Наш самолет ждали, и встречающих было также много. Проследив за организацией внешней охраны и оставив, как всегда, одного из стрелков внутри корабля, я с экипажем отправился вслед за пассажирами в клуб гарнизона. Большое деревянное здание снаружи походило на ангар, разве что в нем отсутствовали громадные ворота. Но это снаружи. Внутри же в нем было все, что положено: и большой зал, и бильярдные, и столовая с неизменным своим спутником — баром, и ванные, и умывальные с горячей и холодной водой.

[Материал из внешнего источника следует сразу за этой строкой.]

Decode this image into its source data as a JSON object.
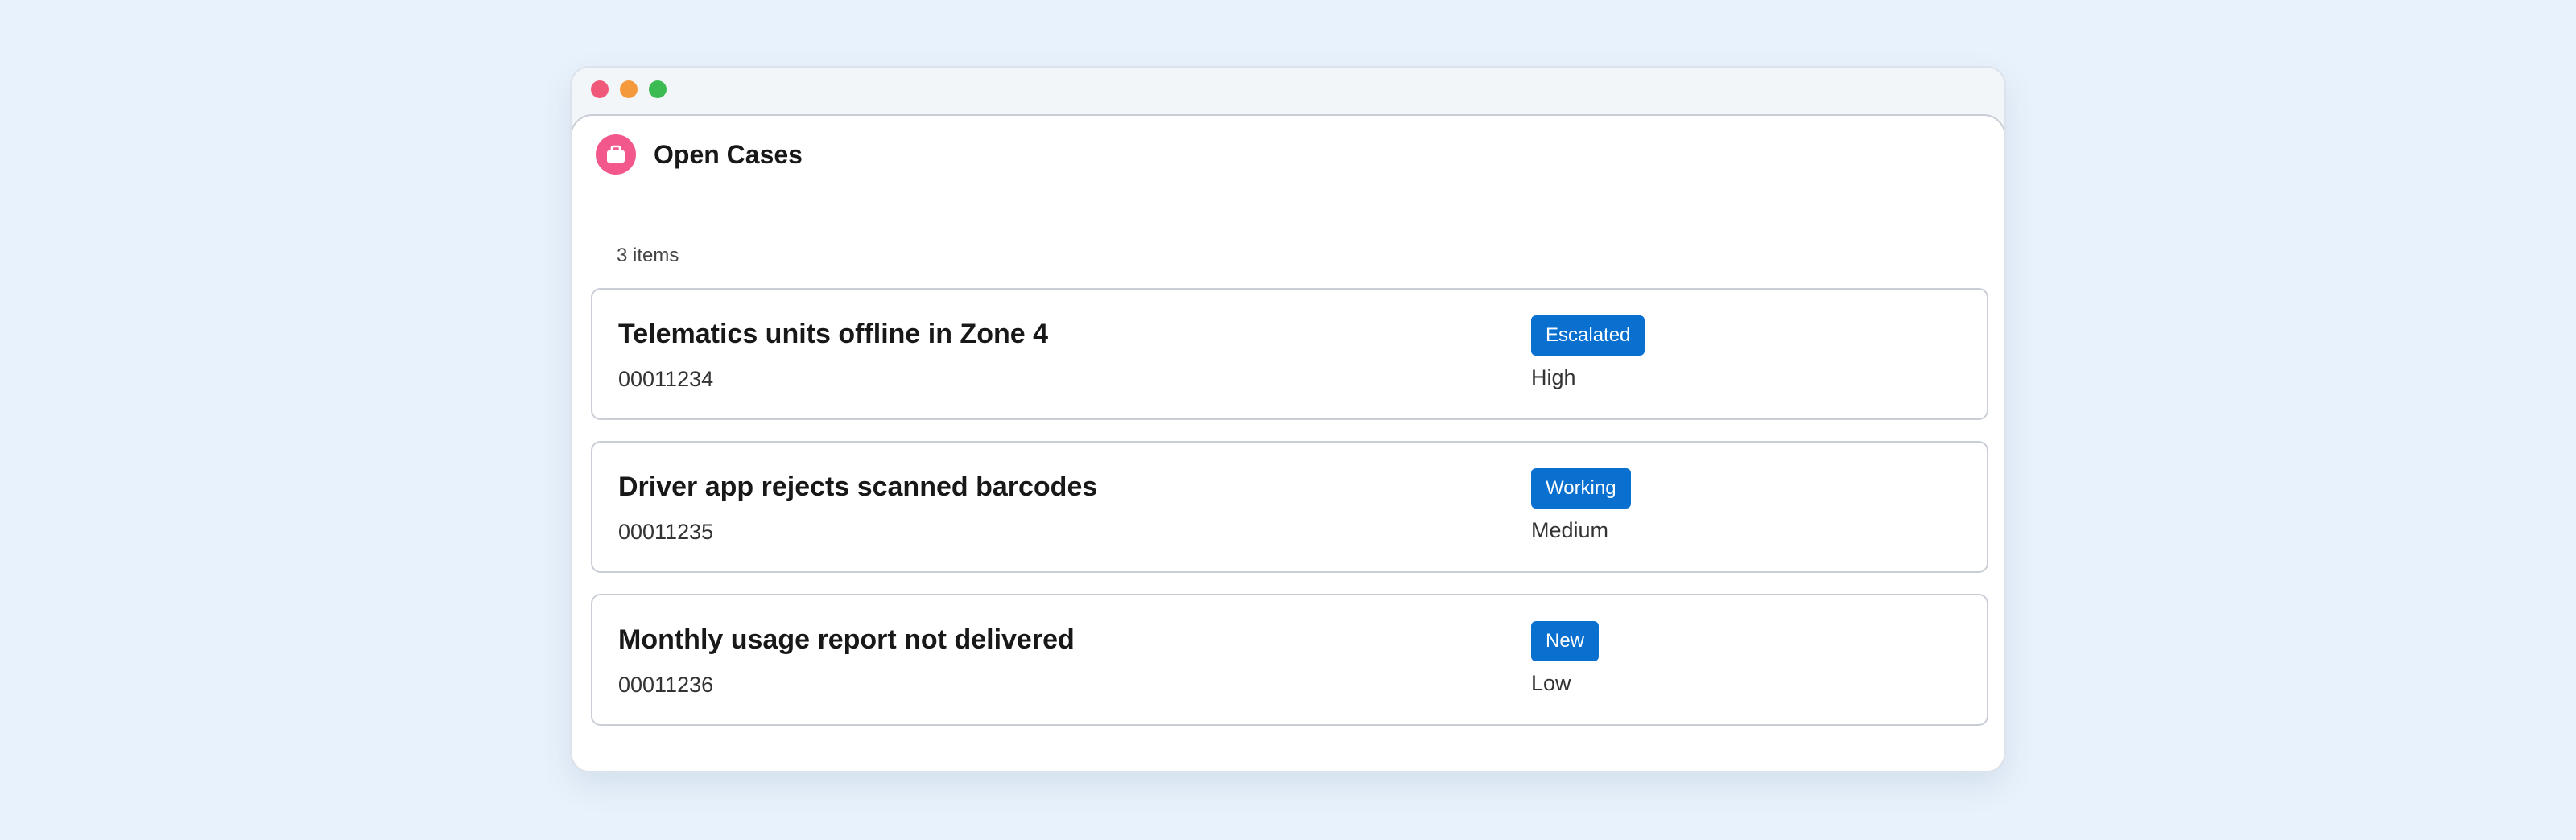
{
  "card": {
    "title": "Open Cases",
    "icon": "briefcase-icon",
    "icon_color": "#f2588b",
    "item_count": "3 items"
  },
  "colors": {
    "badge": "#0a70d0",
    "window_close": "#f0587a",
    "window_minimize": "#f59a3c",
    "window_maximize": "#3dbb53"
  },
  "cases": [
    {
      "subject": "Telematics units offline in Zone 4",
      "number": "00011234",
      "status": "Escalated",
      "priority": "High"
    },
    {
      "subject": "Driver app rejects scanned barcodes",
      "number": "00011235",
      "status": "Working",
      "priority": "Medium"
    },
    {
      "subject": "Monthly usage report not delivered",
      "number": "00011236",
      "status": "New",
      "priority": "Low"
    }
  ]
}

Пока пассажиры переодевались, мы со штурманами, извинившись перед хозяевами, заглянули к синоптикам. Карта погоды над океаном не предвещала ничего хорошего… Очевидно завтра лететь дальше, вновь через «большую лужу», нам не удастся.

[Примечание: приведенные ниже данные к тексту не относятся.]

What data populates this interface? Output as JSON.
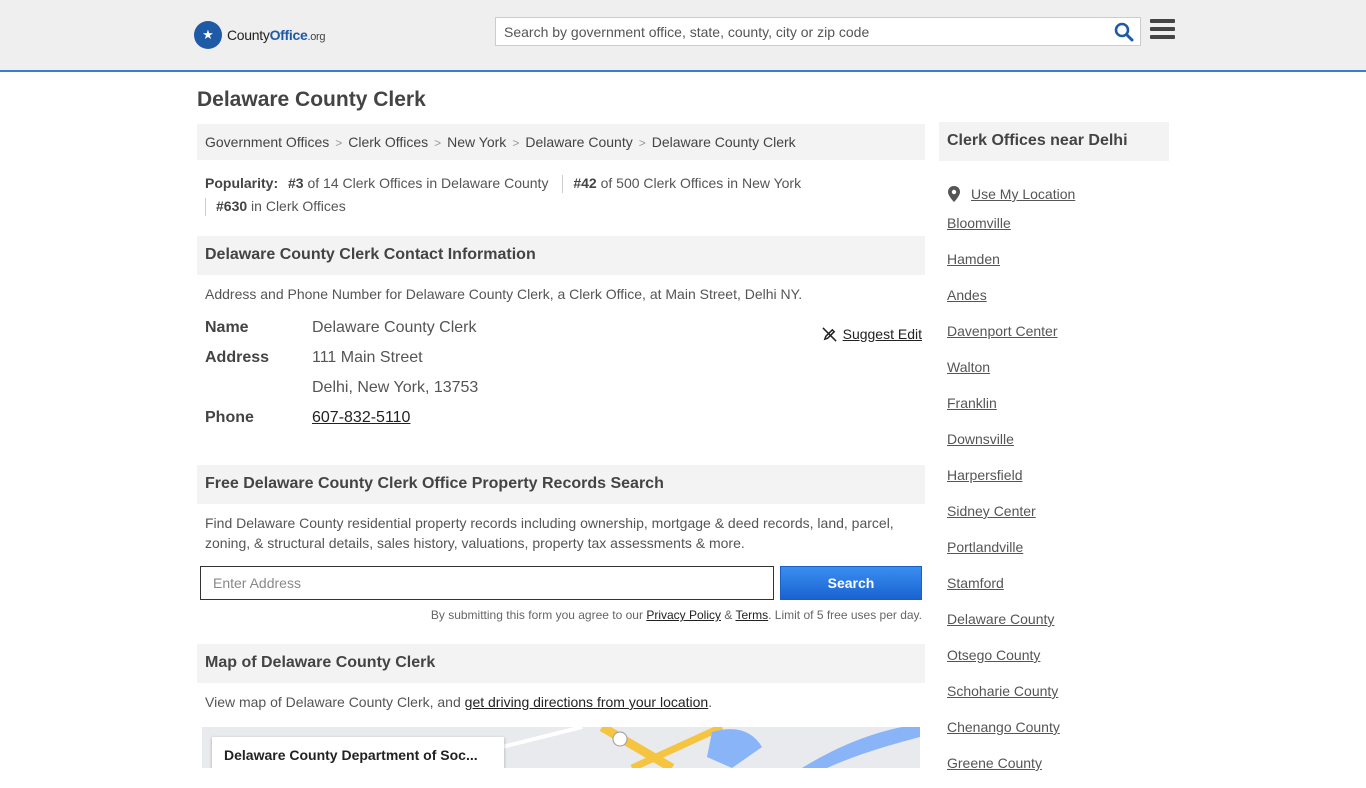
{
  "header": {
    "logo": {
      "part1": "County",
      "part2": "Office",
      "part3": ".org"
    },
    "search_placeholder": "Search by government office, state, county, city or zip code"
  },
  "page_title": "Delaware County Clerk",
  "breadcrumbs": [
    "Government Offices",
    "Clerk Offices",
    "New York",
    "Delaware County",
    "Delaware County Clerk"
  ],
  "popularity": {
    "label": "Popularity:",
    "rank1": "#3",
    "text1": " of 14 Clerk Offices in Delaware County",
    "rank2": "#42",
    "text2": " of 500 Clerk Offices in New York",
    "rank3": "#630",
    "text3": " in Clerk Offices"
  },
  "contact": {
    "heading": "Delaware County Clerk Contact Information",
    "description": "Address and Phone Number for Delaware County Clerk, a Clerk Office, at Main Street, Delhi NY.",
    "name_label": "Name",
    "name": "Delaware County Clerk",
    "address_label": "Address",
    "address1": "111 Main Street",
    "address2": "Delhi, New York, 13753",
    "phone_label": "Phone",
    "phone": "607-832-5110",
    "suggest_edit": "Suggest Edit"
  },
  "records": {
    "heading": "Free Delaware County Clerk Office Property Records Search",
    "description": "Find Delaware County residential property records including ownership, mortgage & deed records, land, parcel, zoning, & structural details, sales history, valuations, property tax assessments & more.",
    "input_placeholder": "Enter Address",
    "search_button": "Search",
    "fine_pre": "By submitting this form you agree to our ",
    "privacy": "Privacy Policy",
    "amp": " & ",
    "terms": "Terms",
    "fine_post": ". Limit of 5 free uses per day."
  },
  "map": {
    "heading": "Map of Delaware County Clerk",
    "desc_pre": "View map of Delaware County Clerk, and ",
    "desc_link": "get driving directions from your location",
    "desc_post": ".",
    "card_title": "Delaware County Department of Soc..."
  },
  "sidebar": {
    "heading": "Clerk Offices near Delhi",
    "use_location": "Use My Location",
    "items": [
      "Bloomville",
      "Hamden",
      "Andes",
      "Davenport Center",
      "Walton",
      "Franklin",
      "Downsville",
      "Harpersfield",
      "Sidney Center",
      "Portlandville",
      "Stamford",
      "Delaware County",
      "Otsego County",
      "Schoharie County",
      "Chenango County",
      "Greene County"
    ]
  },
  "colors": {
    "accent": "#1f5aa6",
    "button": "#1a63d1",
    "section_bg": "#f3f3f3"
  }
}
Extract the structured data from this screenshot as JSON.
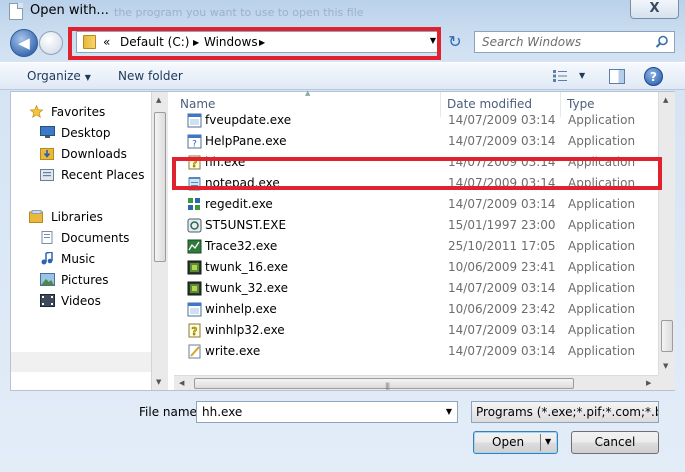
{
  "window": {
    "title": "Open with...",
    "title_ghost": "the program you want to use to open this file"
  },
  "address": {
    "prefix": "«",
    "crumbs": [
      "Default (C:)",
      "Windows"
    ]
  },
  "search": {
    "placeholder": "Search Windows"
  },
  "toolbar": {
    "organize": "Organize",
    "new_folder": "New folder"
  },
  "nav": {
    "favorites": "Favorites",
    "favorite_items": [
      "Desktop",
      "Downloads",
      "Recent Places"
    ],
    "libraries": "Libraries",
    "library_items": [
      "Documents",
      "Music",
      "Pictures",
      "Videos"
    ]
  },
  "columns": {
    "name": "Name",
    "date": "Date modified",
    "type": "Type"
  },
  "files": [
    {
      "name": "fveupdate.exe",
      "date": "14/07/2009 03:14",
      "type": "Application",
      "icon": "app-window-icon"
    },
    {
      "name": "HelpPane.exe",
      "date": "14/07/2009 03:14",
      "type": "Application",
      "icon": "help-pane-icon"
    },
    {
      "name": "hh.exe",
      "date": "14/07/2009 03:14",
      "type": "Application",
      "icon": "help-file-icon"
    },
    {
      "name": "notepad.exe",
      "date": "14/07/2009 03:14",
      "type": "Application",
      "icon": "notepad-icon"
    },
    {
      "name": "regedit.exe",
      "date": "14/07/2009 03:14",
      "type": "Application",
      "icon": "regedit-icon"
    },
    {
      "name": "ST5UNST.EXE",
      "date": "15/01/1997 23:00",
      "type": "Application",
      "icon": "uninstall-icon"
    },
    {
      "name": "Trace32.exe",
      "date": "25/10/2011 17:05",
      "type": "Application",
      "icon": "trace-icon"
    },
    {
      "name": "twunk_16.exe",
      "date": "10/06/2009 23:41",
      "type": "Application",
      "icon": "twain-icon"
    },
    {
      "name": "twunk_32.exe",
      "date": "14/07/2009 03:14",
      "type": "Application",
      "icon": "twain-icon"
    },
    {
      "name": "winhelp.exe",
      "date": "10/06/2009 23:42",
      "type": "Application",
      "icon": "app-window-icon"
    },
    {
      "name": "winhlp32.exe",
      "date": "14/07/2009 03:14",
      "type": "Application",
      "icon": "help-file-icon"
    },
    {
      "name": "write.exe",
      "date": "14/07/2009 03:14",
      "type": "Application",
      "icon": "write-icon"
    }
  ],
  "filename": {
    "label": "File name:",
    "value": "hh.exe"
  },
  "filter": {
    "value": "Programs (*.exe;*.pif;*.com;*.ba"
  },
  "buttons": {
    "open": "Open",
    "cancel": "Cancel",
    "close": "X"
  },
  "colors": {
    "highlight": "#e0212e",
    "accent": "#3c7fb1"
  }
}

Посадка на этом отдаленном аэродроме советского самолета вызвала в гарнизоне большое оживление. Мистер Кемпбелл заметил, что за эти несколько часов ожидания нашего прилета местные портнихи заработали у гарнизонных дам денег больше, чем за весь год.
Ужин прошел оживленно и весело. Хозяева интересовались положением на фронтах, жизнью людей в тылу. В центре внимания были наши женщины, Мария и Вера, технические работники канцелярии наркома. Их рассматривали с неподдельным восхищением, сыпались комплименты мужеству и смелости советских женщин, отважившихся дважды пересечь океан.
Все было бы хорошо, не порти настроения мысль о невозможности лететь завтра. Как никогда остро хочется домой. Саша Штепенко клянет погоду, и «большую лужу», и всяких, по его мнению, перестраховщиков.
— В Арктике летали? Летали. Бомбить Данциг летали? А какая была погода? А тут улеглись на мягком и лежим.
— Мы не бомбы везем, дорогой мой, а нечто совершенно противоположное, — урезонивает его всегда спокойный и сдержанный Романов.
— Ну и что? — однако Саша, сообразив, что перехватил через край, замолкает.
…Утром мы вновь у синоптиков. Изменений в обстановке погоды нет. Разве только на карте появились некоторые уточнения в тех местах над океаном, где еще вчера были белые пятна. Главный синоптик Гандера, хорошо знавший, кто пассажиры нашего самолета, решительно начертал на папке с характеристикой погоды: «Погода неопределенная, лететь не советую». Неугомонный Штепенко уверен, что лететь нужно и можно. Однако я присоединяюсь к мнению главного синоптика — лезть на рожон в этих условиях не только глупо, но и преступно.
— Знаешь, Саша, тише едешь — дальше будешь, — говорю я миролюбиво.
— От места, куда едешь, — огрызается он.
— Не кипятись ты… Если мы вернемся в Москву днем или двумя позже, это не имеет никакого значения. А вот если вместо аэродрома в Рейкьявике мы плюхнемся в воду или невзначай чиркнем крылом по склону горы, тогда, пожалуй, будет поздно рассуждать, что «а если бы мы…» И рассуждать-то будет некому.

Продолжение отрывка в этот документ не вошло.